British Columbia’s child poverty rate rose again for the eighth consecutive year with no anti-poverty plan in sight.
BC Campaign 2000 published a report card of child poverty that pointed to rising numbers, where child poverty rose from 14.5 per cent in 2008 to 16.4 per cent in 2009.
The data used was from Statistics Canada’s low-income cut-offs before, as a measure of poverty.
In comparison, the after-tax rate revealed a rise from 10.4 per cent in 2008 to 12 percent in 2009, which was the highest rate in any province.
Before and after-tax rate refers to an individual or company’s income before or after taxes have been deducted.
As a part of a national network since 1989, BC Campaign 2000 marks November as the anniversary of a pledge by the House of Commons to work to end child poverty by the year 2000.
Leda Leander, executive director of Boundary Family and Individual Services Society pointed out in order to help children and families, the economy has to improve as well by people buying locally.
“I know a lot of retail stores make a lot of money in the season that we’re in now,” she said. “We need to improve our local economy so that families can have jobs. Nobody wants to be poor. So many families here are struggling just because the economy is so poor and there just isn’t the job market locally.”
The report also revealed that nearly half of poor children within B.C. lived in families with at least one working adult with a full-time job, year round. This indicates an issue of low paying jobs, states the report.
“The other thing that’s important is to not stigmatize poor people,” Leander stated. “Sometimes that subconsciously happens when people who don’t have the resources and children may not have the nice clothes. We have to teach our children not to discriminate against other children based on how they may dress or look.”
Grand Forks, compared to big metropolitan areas like Vancouver or even Kelowna, is also limited on resources.
Inequality is also an issue raised in the report.

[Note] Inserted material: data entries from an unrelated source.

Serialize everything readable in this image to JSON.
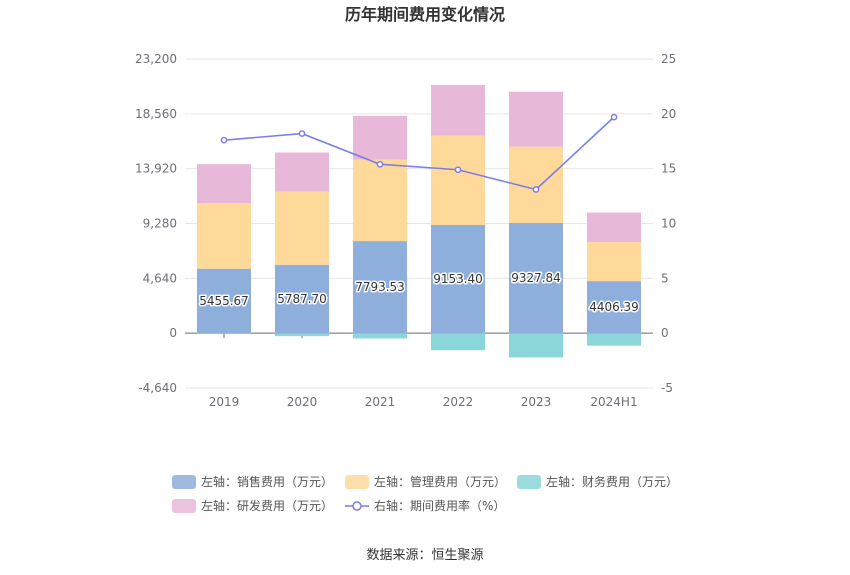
{
  "chart_data": {
    "type": "bar",
    "title": "历年期间费用变化情况",
    "categories": [
      "2019",
      "2020",
      "2021",
      "2022",
      "2023",
      "2024H1"
    ],
    "left_axis": {
      "min": -4640,
      "max": 23200,
      "ticks": [
        "-4,640",
        "0",
        "4,640",
        "9,280",
        "13,920",
        "18,560",
        "23,200"
      ]
    },
    "right_axis": {
      "min": -5,
      "max": 25,
      "ticks": [
        "-5",
        "0",
        "5",
        "10",
        "15",
        "20",
        "25"
      ]
    },
    "series": [
      {
        "name": "左轴：销售费用（万元）",
        "axis": "left",
        "stack": "total",
        "color": "#8eaedc",
        "values": [
          5455.67,
          5787.7,
          7793.53,
          9153.4,
          9327.84,
          4406.39
        ],
        "labels": [
          "5455.67",
          "5787.70",
          "7793.53",
          "9153.40",
          "9327.84",
          "4406.39"
        ]
      },
      {
        "name": "左轴：管理费用（万元）",
        "axis": "left",
        "stack": "total",
        "color": "#ffd99a",
        "values": [
          5550,
          6200,
          6900,
          7550,
          6450,
          3300
        ]
      },
      {
        "name": "左轴：财务费用（万元）",
        "axis": "left",
        "stack": "total",
        "color": "#8ad6d8",
        "values": [
          -20,
          -250,
          -450,
          -1450,
          -2050,
          -1050
        ]
      },
      {
        "name": "左轴：研发费用（万元）",
        "axis": "left",
        "stack": "total",
        "color": "#e8b8d8",
        "values": [
          3300,
          3300,
          3700,
          4300,
          4650,
          2500
        ]
      },
      {
        "name": "右轴：期间费用率（%）",
        "axis": "right",
        "type": "line",
        "color": "#7b7fe6",
        "values": [
          17.6,
          18.2,
          15.4,
          14.9,
          13.1,
          19.7
        ]
      }
    ]
  },
  "source": "数据来源：恒生聚源"
}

“I think in the urban communities there may be more resources available to use.” Leander added, “But I know something that is really special that the smaller communities, the more rural communities, like ours has is that we know each other as citizens. People help out in ways that are really amazing.

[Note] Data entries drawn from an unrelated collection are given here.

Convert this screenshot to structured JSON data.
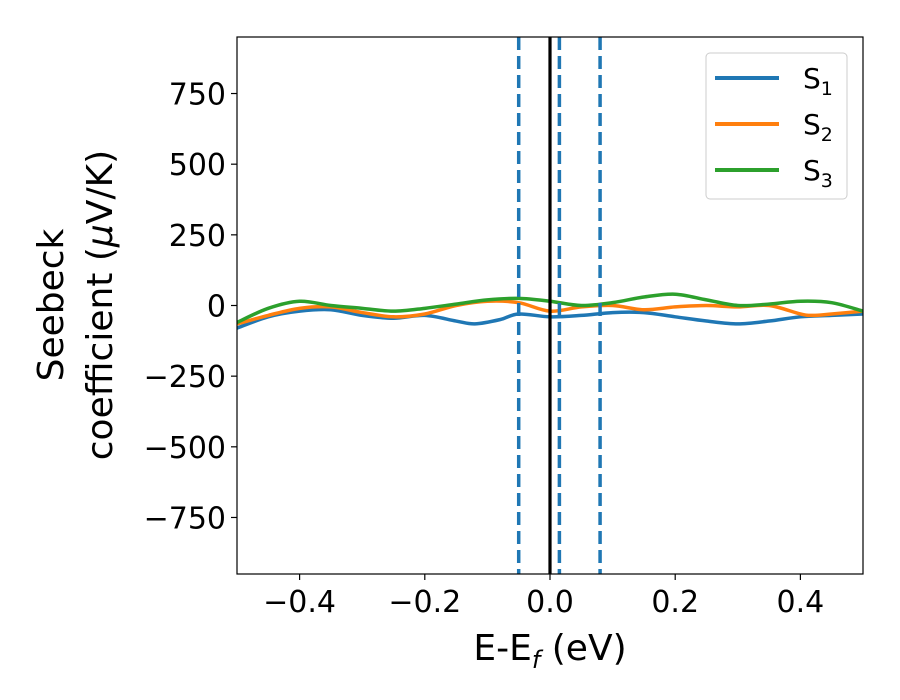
{
  "chart_data": {
    "type": "line",
    "xlabel": {
      "main": "E-E",
      "sub": "f",
      "suffix": " (eV)"
    },
    "ylabel": {
      "line1": "Seebeck",
      "line2": "coefficient  (",
      "mu": "μ",
      "unit": "V/K)"
    },
    "xlim": [
      -0.5,
      0.5
    ],
    "ylim": [
      -950,
      950
    ],
    "xticks": [
      -0.4,
      -0.2,
      0.0,
      0.2,
      0.4
    ],
    "xtick_labels": [
      "−0.4",
      "−0.2",
      "0.0",
      "0.2",
      "0.4"
    ],
    "yticks": [
      750,
      500,
      250,
      0,
      -250,
      -500,
      -750
    ],
    "ytick_labels": [
      "750",
      "500",
      "250",
      "0",
      "−250",
      "−500",
      "−750"
    ],
    "grid": false,
    "legend_position": "top-right",
    "reference_lines": [
      {
        "x": 0.0,
        "style": "solid",
        "color": "#000000"
      },
      {
        "x": -0.05,
        "style": "dashed",
        "color": "#1f77b4"
      },
      {
        "x": 0.015,
        "style": "dashed",
        "color": "#1f77b4"
      },
      {
        "x": 0.08,
        "style": "dashed",
        "color": "#1f77b4"
      }
    ],
    "series": [
      {
        "name": "S",
        "sub": "1",
        "color": "#1f77b4",
        "x": [
          -0.5,
          -0.45,
          -0.4,
          -0.35,
          -0.3,
          -0.25,
          -0.2,
          -0.15,
          -0.12,
          -0.08,
          -0.05,
          0.0,
          0.05,
          0.1,
          0.15,
          0.2,
          0.25,
          0.3,
          0.35,
          0.4,
          0.45,
          0.5
        ],
        "y": [
          -80,
          -40,
          -20,
          -15,
          -35,
          -45,
          -35,
          -55,
          -65,
          -50,
          -30,
          -40,
          -35,
          -25,
          -25,
          -40,
          -55,
          -65,
          -55,
          -40,
          -35,
          -30
        ]
      },
      {
        "name": "S",
        "sub": "2",
        "color": "#ff7f0e",
        "x": [
          -0.5,
          -0.45,
          -0.4,
          -0.35,
          -0.3,
          -0.25,
          -0.2,
          -0.15,
          -0.1,
          -0.05,
          0.0,
          0.05,
          0.1,
          0.15,
          0.2,
          0.25,
          0.3,
          0.35,
          0.4,
          0.42,
          0.45,
          0.5
        ],
        "y": [
          -65,
          -35,
          -10,
          -5,
          -25,
          -40,
          -30,
          0,
          15,
          10,
          -20,
          -5,
          0,
          -15,
          -5,
          0,
          -5,
          0,
          -30,
          -35,
          -30,
          -20
        ]
      },
      {
        "name": "S",
        "sub": "3",
        "color": "#2ca02c",
        "x": [
          -0.5,
          -0.45,
          -0.4,
          -0.35,
          -0.3,
          -0.25,
          -0.2,
          -0.15,
          -0.1,
          -0.05,
          0.0,
          0.05,
          0.1,
          0.15,
          0.2,
          0.25,
          0.3,
          0.35,
          0.4,
          0.45,
          0.5
        ],
        "y": [
          -60,
          -10,
          15,
          0,
          -10,
          -20,
          -10,
          5,
          20,
          25,
          15,
          0,
          10,
          30,
          40,
          20,
          0,
          5,
          15,
          10,
          -20
        ]
      }
    ]
  }
}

“Some of the really small communities have some of the strongest community spirit. That’s a real asset for us, but at the same time there’s definitely a lot less resources for people who are suffering the effects of poverty.”

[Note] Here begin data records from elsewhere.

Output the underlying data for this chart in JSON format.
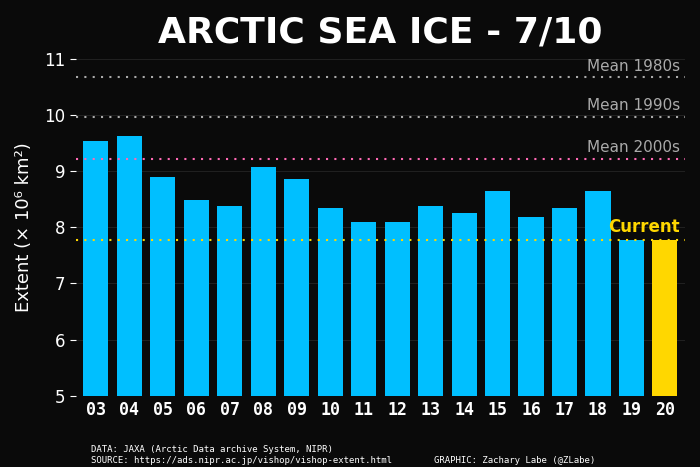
{
  "title": "ARCTIC SEA ICE - 7/10",
  "ylabel": "Extent (× 10⁶ km²)",
  "categories": [
    "03",
    "04",
    "05",
    "06",
    "07",
    "08",
    "09",
    "10",
    "11",
    "12",
    "13",
    "14",
    "15",
    "16",
    "17",
    "18",
    "19",
    "20"
  ],
  "values": [
    9.54,
    9.62,
    8.9,
    8.49,
    8.38,
    9.07,
    8.85,
    8.35,
    8.1,
    8.1,
    8.38,
    8.25,
    8.65,
    8.18,
    8.35,
    8.65,
    7.78,
    7.78
  ],
  "current_value": 7.78,
  "mean_1980s": 10.67,
  "mean_1990s": 9.97,
  "mean_2000s": 9.22,
  "current_mean": 7.78,
  "mean_1980s_label": "Mean 1980s",
  "mean_1990s_label": "Mean 1990s",
  "mean_2000s_label": "Mean 2000s",
  "current_label": "Current",
  "ylim_min": 5,
  "ylim_max": 11,
  "background_color": "#0a0a0a",
  "bar_color_main": "#00BFFF",
  "bar_color_current": "#FFD700",
  "mean_line_color": "#AAAAAA",
  "mean_2000s_line_color": "#FF69B4",
  "current_line_color": "#FFD700",
  "data_text_left": "DATA: JAXA (Arctic Data archive System, NIPR)\nSOURCE: https://ads.nipr.ac.jp/vishop/vishop-extent.html",
  "graphic_text_right": "GRAPHIC: Zachary Labe (@ZLabe)",
  "title_fontsize": 26,
  "ylabel_fontsize": 13,
  "tick_fontsize": 12,
  "annotation_fontsize": 11
}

In order to bring poor families, especially those with children, up to the poverty line, B.C. Campaign 2000 estimates an investment of $900 million would be required.
Leander believes that all levels of government need to work together.
“I think the local government knows what’s needed in a community and it’s hard for the local government to access the resources that provincial and federal governments may have that can bring to bear in terms of local issues,” clarified Leander. “It’s really important that all levels of government act together and that we have family-friendly policies that support families to raise safe, happy and resilient children.”
Opportunities need to be provided to children, including education, stated Leander.
“We have free primary, elementary and high school education, but day care still has significant costs,” she said. “If the government says, ‘Oh we’re not going to fund education anymore, you’re going to have to pay to have your kids go to school,’ everybody would be up in arms.”
British Columbia, Alberta and Saskatchewan are the only provinces without a formal poverty reduction strategy. Alberta’s current premier, Alison Redford, is currently working on a collective approach, which leaves B.C. among the last provinces to conceive of a plan for anti-poverty.
The report was compiled by First Call: B.C. Child and Youth Advocacy Coalition and the Social Planning and Research Council of B.C. (SPARC BC) with help from the Affiliation of Multicultural Societies and Service Agencies of B.C.